Now, at least on the surface, they couldn’t be more different. Oscar, distressed by the new “epidemic” of marriage, sees gay domestication as a death. He is equally affronted by the “colonization” of uniquely queer spaces—gay clubs attracting straight women, the gayborhood now “just another neighborhood.” Endlessly pursuing casual, detached sex as a distraction from everyone around him coupling off and settling down, Oscar is, at first, a frustratingly one-dimensional character. (Aware his friends see him this way, he can’t quite admit they’re right.)
After a chance meeting with Sean Stokes, an older writer whose frank, explicit autobiographical novels of 1970s gay life captivate Oscar, leading to a friendship and correspondence through which Oscar becomes enthralled by what he sees as a distant past where “being queer was still strange.” Sean’s words become manifesto-like truths for Oscar—amidst the tame “storybook love” now ubiquitous, he glamorizes a lost era of risky, rebellious sex, the “grit and grime … the sheer faggotry of it all.”

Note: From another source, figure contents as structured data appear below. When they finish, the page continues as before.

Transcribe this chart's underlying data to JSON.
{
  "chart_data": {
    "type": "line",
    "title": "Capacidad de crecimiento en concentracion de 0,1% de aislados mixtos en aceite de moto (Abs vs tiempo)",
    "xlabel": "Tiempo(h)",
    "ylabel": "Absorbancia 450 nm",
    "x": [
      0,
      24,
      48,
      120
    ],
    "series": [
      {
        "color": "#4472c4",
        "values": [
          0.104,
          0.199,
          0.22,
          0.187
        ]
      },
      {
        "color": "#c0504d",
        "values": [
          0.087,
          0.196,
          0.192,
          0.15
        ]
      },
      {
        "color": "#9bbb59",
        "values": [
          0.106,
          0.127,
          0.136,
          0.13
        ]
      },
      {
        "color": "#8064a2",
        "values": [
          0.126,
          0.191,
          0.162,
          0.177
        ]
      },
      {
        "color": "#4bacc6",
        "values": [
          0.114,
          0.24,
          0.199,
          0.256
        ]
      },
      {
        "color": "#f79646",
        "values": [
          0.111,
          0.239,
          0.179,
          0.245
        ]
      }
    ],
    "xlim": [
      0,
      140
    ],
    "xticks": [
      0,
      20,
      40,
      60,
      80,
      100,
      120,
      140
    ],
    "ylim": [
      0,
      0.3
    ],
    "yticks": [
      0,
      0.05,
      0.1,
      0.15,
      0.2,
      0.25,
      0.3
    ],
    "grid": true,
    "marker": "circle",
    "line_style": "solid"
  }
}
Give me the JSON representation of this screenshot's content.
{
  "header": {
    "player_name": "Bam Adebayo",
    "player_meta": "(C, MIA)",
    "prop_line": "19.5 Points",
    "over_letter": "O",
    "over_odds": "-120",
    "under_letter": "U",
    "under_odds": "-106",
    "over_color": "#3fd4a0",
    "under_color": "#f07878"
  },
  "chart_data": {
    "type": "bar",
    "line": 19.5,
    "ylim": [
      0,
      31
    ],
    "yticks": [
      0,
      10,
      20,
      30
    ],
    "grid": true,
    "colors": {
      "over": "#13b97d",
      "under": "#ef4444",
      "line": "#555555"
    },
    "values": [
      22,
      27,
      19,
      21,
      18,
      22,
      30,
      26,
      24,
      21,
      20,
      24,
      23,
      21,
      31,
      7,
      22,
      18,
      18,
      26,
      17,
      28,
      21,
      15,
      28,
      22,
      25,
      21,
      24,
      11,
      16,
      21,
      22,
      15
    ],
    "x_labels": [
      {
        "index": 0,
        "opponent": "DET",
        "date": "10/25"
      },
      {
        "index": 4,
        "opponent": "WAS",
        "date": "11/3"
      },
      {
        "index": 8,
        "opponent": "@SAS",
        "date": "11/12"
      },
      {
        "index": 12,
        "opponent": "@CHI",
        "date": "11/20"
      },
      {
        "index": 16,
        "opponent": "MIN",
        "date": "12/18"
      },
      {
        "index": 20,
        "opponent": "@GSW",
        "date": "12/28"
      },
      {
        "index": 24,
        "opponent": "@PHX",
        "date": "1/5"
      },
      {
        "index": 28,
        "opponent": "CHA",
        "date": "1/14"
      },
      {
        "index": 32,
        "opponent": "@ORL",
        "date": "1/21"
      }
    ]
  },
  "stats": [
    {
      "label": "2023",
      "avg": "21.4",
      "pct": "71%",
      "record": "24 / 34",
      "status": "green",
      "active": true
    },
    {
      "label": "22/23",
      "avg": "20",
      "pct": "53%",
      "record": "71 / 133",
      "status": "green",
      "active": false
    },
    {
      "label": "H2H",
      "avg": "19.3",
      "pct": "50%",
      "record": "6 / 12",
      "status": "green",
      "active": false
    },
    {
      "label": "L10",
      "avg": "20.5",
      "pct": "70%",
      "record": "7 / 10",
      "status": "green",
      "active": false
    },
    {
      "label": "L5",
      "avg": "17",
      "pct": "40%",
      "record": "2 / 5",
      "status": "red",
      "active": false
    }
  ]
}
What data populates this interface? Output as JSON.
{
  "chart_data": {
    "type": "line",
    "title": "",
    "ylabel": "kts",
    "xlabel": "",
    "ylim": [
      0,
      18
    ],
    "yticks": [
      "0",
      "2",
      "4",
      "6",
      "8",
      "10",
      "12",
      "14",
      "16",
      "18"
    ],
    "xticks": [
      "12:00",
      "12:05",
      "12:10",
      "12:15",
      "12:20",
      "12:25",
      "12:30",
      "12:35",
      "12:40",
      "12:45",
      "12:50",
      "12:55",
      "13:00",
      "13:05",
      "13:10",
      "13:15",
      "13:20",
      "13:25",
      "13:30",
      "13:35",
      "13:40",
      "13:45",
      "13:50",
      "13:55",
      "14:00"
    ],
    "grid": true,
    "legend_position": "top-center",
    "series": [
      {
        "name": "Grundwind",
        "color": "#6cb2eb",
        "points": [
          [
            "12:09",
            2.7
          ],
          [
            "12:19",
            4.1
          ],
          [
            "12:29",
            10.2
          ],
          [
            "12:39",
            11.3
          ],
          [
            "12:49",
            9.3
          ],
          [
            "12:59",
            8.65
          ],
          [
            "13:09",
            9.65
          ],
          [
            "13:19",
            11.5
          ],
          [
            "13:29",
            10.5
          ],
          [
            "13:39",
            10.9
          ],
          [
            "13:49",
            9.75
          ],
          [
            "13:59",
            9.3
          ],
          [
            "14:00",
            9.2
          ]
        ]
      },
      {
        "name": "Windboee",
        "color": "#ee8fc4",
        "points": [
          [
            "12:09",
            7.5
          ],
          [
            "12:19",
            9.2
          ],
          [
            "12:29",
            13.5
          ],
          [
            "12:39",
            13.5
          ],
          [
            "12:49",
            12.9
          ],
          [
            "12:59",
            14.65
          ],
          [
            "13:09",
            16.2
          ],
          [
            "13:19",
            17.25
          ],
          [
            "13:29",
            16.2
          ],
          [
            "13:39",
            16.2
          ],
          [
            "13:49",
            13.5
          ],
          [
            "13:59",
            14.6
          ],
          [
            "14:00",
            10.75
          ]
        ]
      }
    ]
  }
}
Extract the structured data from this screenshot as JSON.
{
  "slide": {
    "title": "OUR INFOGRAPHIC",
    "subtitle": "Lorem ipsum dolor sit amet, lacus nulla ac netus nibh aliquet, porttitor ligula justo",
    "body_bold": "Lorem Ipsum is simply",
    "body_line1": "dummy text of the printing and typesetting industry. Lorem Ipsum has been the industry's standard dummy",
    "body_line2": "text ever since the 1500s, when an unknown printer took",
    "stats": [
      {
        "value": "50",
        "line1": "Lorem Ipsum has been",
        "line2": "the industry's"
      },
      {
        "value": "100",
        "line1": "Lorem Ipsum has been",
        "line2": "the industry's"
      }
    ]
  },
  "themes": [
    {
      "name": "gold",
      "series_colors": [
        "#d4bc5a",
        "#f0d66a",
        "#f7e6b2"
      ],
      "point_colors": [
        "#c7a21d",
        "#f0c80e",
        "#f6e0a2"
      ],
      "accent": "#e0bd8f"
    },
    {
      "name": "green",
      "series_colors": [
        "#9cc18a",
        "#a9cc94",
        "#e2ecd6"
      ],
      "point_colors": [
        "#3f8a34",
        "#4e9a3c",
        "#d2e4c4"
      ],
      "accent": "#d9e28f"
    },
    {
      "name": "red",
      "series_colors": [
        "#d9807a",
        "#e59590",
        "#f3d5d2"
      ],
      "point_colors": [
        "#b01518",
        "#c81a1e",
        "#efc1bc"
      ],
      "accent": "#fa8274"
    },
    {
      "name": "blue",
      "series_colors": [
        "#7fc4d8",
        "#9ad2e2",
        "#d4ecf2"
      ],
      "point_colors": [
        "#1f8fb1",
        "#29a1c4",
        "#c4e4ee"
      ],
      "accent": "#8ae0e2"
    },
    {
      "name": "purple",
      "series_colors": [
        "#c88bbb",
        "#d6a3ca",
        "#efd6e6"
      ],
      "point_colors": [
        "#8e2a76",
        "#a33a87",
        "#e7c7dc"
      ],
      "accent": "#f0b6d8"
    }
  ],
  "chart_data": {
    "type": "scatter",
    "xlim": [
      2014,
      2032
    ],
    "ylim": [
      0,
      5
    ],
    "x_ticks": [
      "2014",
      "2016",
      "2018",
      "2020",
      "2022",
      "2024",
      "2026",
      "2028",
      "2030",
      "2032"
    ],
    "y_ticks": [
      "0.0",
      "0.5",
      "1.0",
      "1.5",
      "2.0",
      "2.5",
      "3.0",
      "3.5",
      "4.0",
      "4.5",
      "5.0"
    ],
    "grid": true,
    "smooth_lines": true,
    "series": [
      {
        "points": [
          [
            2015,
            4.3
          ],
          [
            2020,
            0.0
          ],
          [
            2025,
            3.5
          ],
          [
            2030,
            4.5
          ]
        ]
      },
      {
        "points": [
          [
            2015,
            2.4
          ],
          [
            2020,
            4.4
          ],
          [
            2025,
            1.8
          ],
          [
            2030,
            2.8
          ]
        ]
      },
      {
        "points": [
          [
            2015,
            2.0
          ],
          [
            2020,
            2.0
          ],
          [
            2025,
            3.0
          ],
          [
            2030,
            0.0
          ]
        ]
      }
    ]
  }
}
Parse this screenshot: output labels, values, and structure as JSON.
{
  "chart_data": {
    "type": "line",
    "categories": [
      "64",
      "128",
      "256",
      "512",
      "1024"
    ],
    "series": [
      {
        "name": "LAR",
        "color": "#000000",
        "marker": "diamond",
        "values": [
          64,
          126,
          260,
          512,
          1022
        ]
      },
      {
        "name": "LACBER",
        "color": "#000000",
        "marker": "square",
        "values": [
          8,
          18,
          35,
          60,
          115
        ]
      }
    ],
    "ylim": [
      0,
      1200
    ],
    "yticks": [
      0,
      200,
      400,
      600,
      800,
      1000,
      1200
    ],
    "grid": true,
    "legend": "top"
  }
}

Meanwhile, a failed “experiment in domesticity” with a now-ex-boyfriend has left Sebastian single, housesitting at his father’s rural northern Virginia home. Unlike outgoing Oscar, Sebastian keeps to himself: avoiding the popular gay dating apps, he spends long afternoons at museums and pores over biographies of the artists he teaches. (One of the most moving and inventive episodes in the novel is an extended section in which Sebastian recalls moments in his boyhood through works of art—Copley, Turner, Pollock—interleaving these memories with the story of a gay student’s suicide at the school where he teaches. Perhaps, he argues, intimacy and artmaking come from the same impulse, that “uncanny, inexplicable compulsion” to reach out to another.)
Sebastian takes an interest in the self-assured, magnetic Arthur, a student whose “uncanny confidence” he admires and envies. Like Oscar and Sean, Sebastian and Arthur form something like a friendship, but while Oscar longs for Sean’s past, Sebastian yearns for Arthur’s present. For him, Arthur is a reminder of the desperation and shame of his own adolescence: “[the] boyhood I never had, the warped manhood I was stuck with for the rest of my life. … If I had his life, then I wouldn’t have to have my own.”
Salih treats his two narrators’ sensibilities with meticulous care. They begin as distinct voices: Sebastian’s episodic, digressive reflections, populated with nods to art history (“…flung across the flannel sheets like a troubled Fuseli dreamer”) are a stark contrast to Oscar’s snappy, bold observations, which pulse with attitude and sarcasm, recalling the bullet-like directness of cruising apps. But as the novel progresses, a shift takes place; the two voices blend and blur. Most strikingly, Oscar begins to transform—growth that is no less moving for its expectedness. His aversion to change yields as he starts to feel the hollowness in the reports he brings Sean of his sexual escapades; he attempts to frame queer rebellion in new ways. Sebastian changes, too. His friendship with Arthur allows him to reconsider how he sees himself as a gay man and to search deeply for the beginnings that lie within all endings.
In a letter to Oscar, Sean writes, “Perhaps experience without transformation isn’t experience at all.” Whether in pursuit of gay rights or in search of our own queer identities, what is the point of the struggle if we can’t, then, acknowledge and celebrate the progress? Salih addresses the queer “struggle” within and without—how the ways we fight in the community are always in conversation with the ways we fight within ourselves; our need “to be desired, to be seen” but also the need to look inward and see ourselves. Throughout the novel, Salih deftly captures the pervasive, intangible melancholy that can color experiences of detachment and isolation, writing movingly of the relationships—friendships and otherwise—that can bring us back from these moments. Let’s Get Back to the Party reminds us how we fight to keep going in spite of it all.